According to TrimTabs, Stock Buyback Announcements swelled to a record $436.6 Billion in the second quarter, smashing the previous record of $242.1 billion set just one quarter earlier, in Q1. Combined, this brings the first half total at a ridiculous $680 billion, or just $160 billion less than JPM’s full year forecast. Annualized, this number amounts to  $1.35 trillion, an absolutely staggering number.

Putting the Q2 number in context, TrimTabs writes that “the amount of money committed to buybacks last quarter could fund 6.8 million $1,000 bonus checks to workers every single trading day.”

So, as we have noted numerous times, the ‘demand’ side of the US equity market is dominated by corporate buybacks… and within that group, dominated by the Tech industry.

All of which perhaps explains why, amid a collapsing yield curve, crashing yuan, trade war turmoil, and geopolitical chaos, stocks soared, led by the mega-cap tech stocks.

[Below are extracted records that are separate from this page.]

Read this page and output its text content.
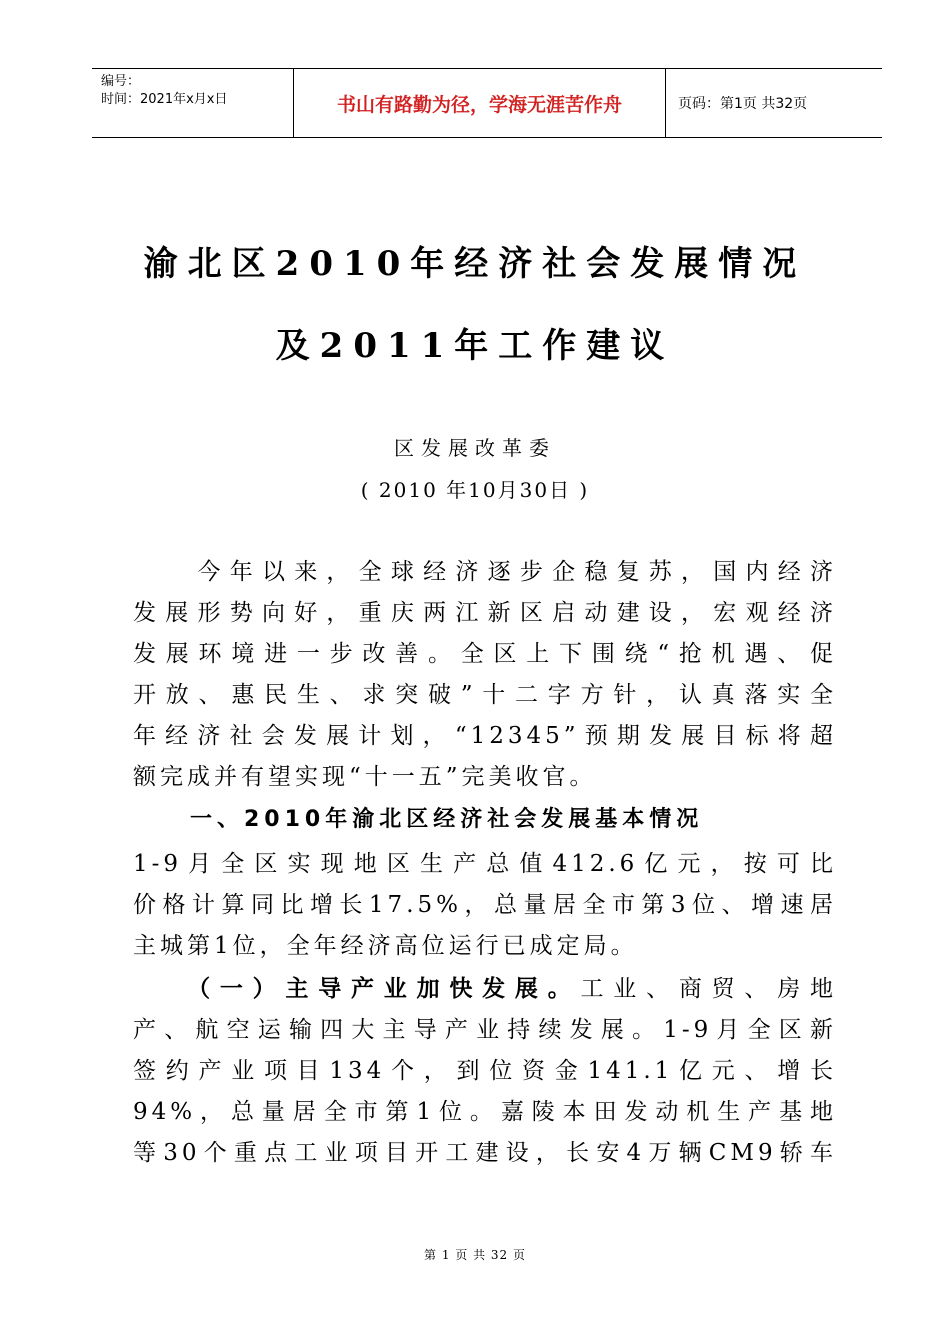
编号：
时间：2021年x月x日	书山有路勤为径，学海无涯苦作舟	页码：第1页 共32页
渝北区2010年经济社会发展情况
及2011年工作建议
区发展改革委
( 2010 年10月30日 )
　　今年以来，全球经济逐步企稳复苏，国内经济
发展形势向好，重庆两江新区启动建设，宏观经济
发展环境进一步改善。全区上下围绕“抢机遇、促
开放、惠民生、求突破”十二字方针，认真落实全
年经济社会发展计划，“12345”预期发展目标将超
额完成并有望实现“十一五”完美收官。
一、2010年渝北区经济社会发展基本情况
1-9月全区实现地区生产总值412.6亿元，按可比
价格计算同比增长17.5%，总量居全市第3位、增速居
主城第1位，全年经济高位运行已成定局。
　　（一）主导产业加快发展。工业、商贸、房地
产、航空运输四大主导产业持续发展。1-9月全区新
签约产业项目134个，到位资金141.1亿元、增长
94%，总量居全市第1位。嘉陵本田发动机生产基地
等30个重点工业项目开工建设，长安4万辆CM9轿车
第 1 页 共 32 页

However, there’s a dirty little secret lying just beneath the surface of this ‘different this time’ ramp in stocks.

Insiders are dumping their shares to retail investors at an almost unprecedented manner…

h/t @hmeisler

And guess what sector dominates… (hint – Tech!)

h/t @jmllubber

So while CNBC et al. are busy gloating over the soaring stock market (that must mean the economy is – or will be – awesome), perhaps it is worth them paying attention to just who is selling into this surge as they bring guest after guest on to stock-promote FANGs…

And even the SEC is starting to find this potential market abuse too much to ignore, as we noted previously, according to an analysis by SEC Commissioner Robert J. Jackson, Jr., company executives have been grossly abusing the timing of buyback announcements and selling significantly more of their stock immediately after the news than they do beforehand. taking advantage of price bumps that often accompany share-repurchase announcements.

But what is most infuriating, is that this is perfectly legal, and as the WSJ reports in a speech on Monday, a pissed off Jackson — appointed by President Trump and sworn in this year to fill a Democratic seat at the SEC — may emerge as the most credible SEC employee in years when he urges fellow regulators to review securities laws that provide protection to insiders who capitalize on the timing of buyback announcements.

This is where it gets bizarre: while companies engaging in buybacks have certain constraints, such as following a blackout period, or only selling on a NBBO uptick, insiders who sell stock into buyout bounces aren’t trading illegally and Jackson isn’t accusing them of that. But these price surges can be especially beneficial to corporate executives holding large chunks of corporate stock looking for an uptick to unload shares. And since it is the executives that decide when to buy back stock and when to announce it, it seems that this is yet another way for corporate insiders (literally) to skew the market in their favor. Oh, and the other difference of course, is that when the company, retail investors, algos (and central banks) are buying, corporate insiders – those who know their company better than anyone – are selling.

Almost as if the market is being inefficient and not rewarding those with the best information.

To be sure, Jackson is not happy with the fact that corporate insiders are so grossly exempt from what is so clearly insider trading, that it needs to be exempt:

“The SEC gives an exemption from market-manipulation rules to companies doing a buyback,” Mr. Jackson said in an interview. “The SEC shouldn’t be making it easier for executives to use them to cash out.”

And yet that’s precisely what the SEC has been doing for decades. Ironically, it is only a Trump-appointed commissioner who dares to blow the whistle.

However, we suspect that this will never be allowed – since it remains the source of Trump’s stock market (never mind enriching the anti-Trumpers at the top of the Silicon Valley sycophants).